Madrid is led to the gallows where the hangman awaits, seeming way too eager to carry out this killing. When Madrid has a negative response to the hangman's taunts, the executioner delays the hanging long enough to dole out a beating with a whip. Mid-beating, the hangman spots his daughter Esmeralda in the crowd and orders her to go home. When she refuses, he has her brought up onto the gallows for a whipping of her own.

Once the hangman has beaten the pair to his satisfaction, he gets the show on the road and gets the noose around Madrid's neck. He pulls the lever that activates the trap door Madrid stands on. It drops out from under him... But before the rope can snap the outlaw's neck, the scrawny, filthy young man who has been hanging out around the village for the last couple days pulls off an expert sniper shot and shoots the rope in half.

When Madrid's boots hit the ground, blades pop out from the tips, blades which come in handy as he runs and kicks his way to freedom. He steals a horse, and while making his escape from this town, grabs the hangman's daughter and takes her hostage... That stops the authorities from shooting at him, but it doesn't stop the hangman from continuing to fire shots. He'd rather see Esmeralda dead than with Madrid.

While the hangman leads a group out into the desert on Madrid's trail, Madrid takes back control of his old gang from a traitorous cohort and is soon joined by Reece, the filthy young man who saved his life... who turns out to be a filthy young woman.


Reece wants to be an outlaw, she wants to get into the life by being Madrid's apprentice, and she tries to prove her dedication by tipping him off to the fact that the stagecoach headed Tierra Negra way might be loaded with gold - she overheard Bierce say he was taking something of great value to Pancho Villa.

Madrid and his gang, with Esmeralda in tow, catch up with the stagecoach, their highway robbery interrupting the debates the missionary passengers and the atheistic Bierce have been having about the merits of religion.
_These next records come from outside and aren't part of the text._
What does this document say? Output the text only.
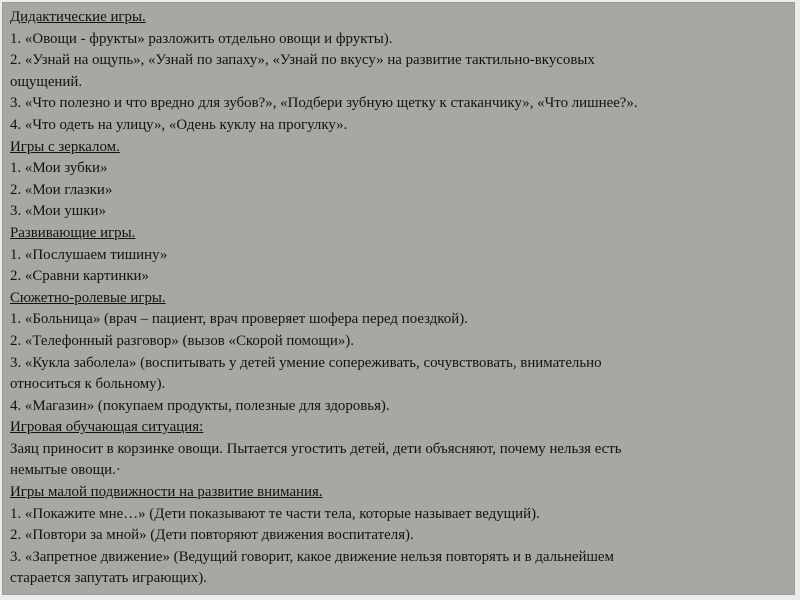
Дидактические игры.
1. «Овощи - фрукты» разложить отдельно овощи и фрукты).
2. «Узнай на ощупь», «Узнай по запаху», «Узнай по вкусу» на развитие тактильно-вкусовых
ощущений.
3. «Что полезно и что вредно для зубов?», «Подбери зубную щетку к стаканчику», «Что лишнее?».
4. «Что одеть на улицу», «Одень куклу на прогулку».
Игры с зеркалом.
1. «Мои зубки»
2. «Мои глазки»
3. «Мои ушки»
Развивающие игры.
1. «Послушаем тишину»
2. «Сравни картинки»
Сюжетно-ролевые игры.
1. «Больница» (врач – пациент, врач проверяет шофера перед поездкой).
2. «Телефонный разговор» (вызов «Скорой помощи»).
3. «Кукла заболела» (воспитывать у детей умение сопереживать, сочувствовать, внимательно
относиться к больному).
4. «Магазин» (покупаем продукты, полезные для здоровья).
Игровая обучающая ситуация:
Заяц приносит в корзинке овощи. Пытается угостить детей, дети объясняют, почему нельзя есть
немытые овощи.·
Игры малой подвижности на развитие внимания.
1. «Покажите мне…» (Дети показывают те части тела, которые называет ведущий).
2. «Повтори за мной» (Дети повторяют движения воспитателя).
3. «Запретное движение» (Ведущий говорит, какое движение нельзя повторять и в дальнейшем
старается запутать играющих).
The outlaws kill the coach's driver and shotgun rider, then ransack Bierce and the Newlie's belongings looking for anything worth stealing. They find nothing. As it turns out, the thing of value that Bierce is bringing to Pancho Villa is his own life.

As portrayed by Marco Leonardi, Johnny Madrid is at turns fun to watch and unnerving. He's a  man of layers and contradictions. He has a code of honor, but is willing to kill anyone who gets in his way. He thinks nothing of killing the stagecoach driver and his partner, guys who were just doing their job and trying to keep their passengers safe, but chooses to let Ambrose Bierce live because of his noble intentions. The fact that Reece saved his life means nothing when she gives an insulting description of his lifestyle, he leaves her hanging by the neck in a cemetery. Madrid is also deeply smitten with Esmeralda. By the time he has gotten back to his gang's hideout, he is obviously looking for her to be a love interest rather than a hostage... and she is receptive to the idea.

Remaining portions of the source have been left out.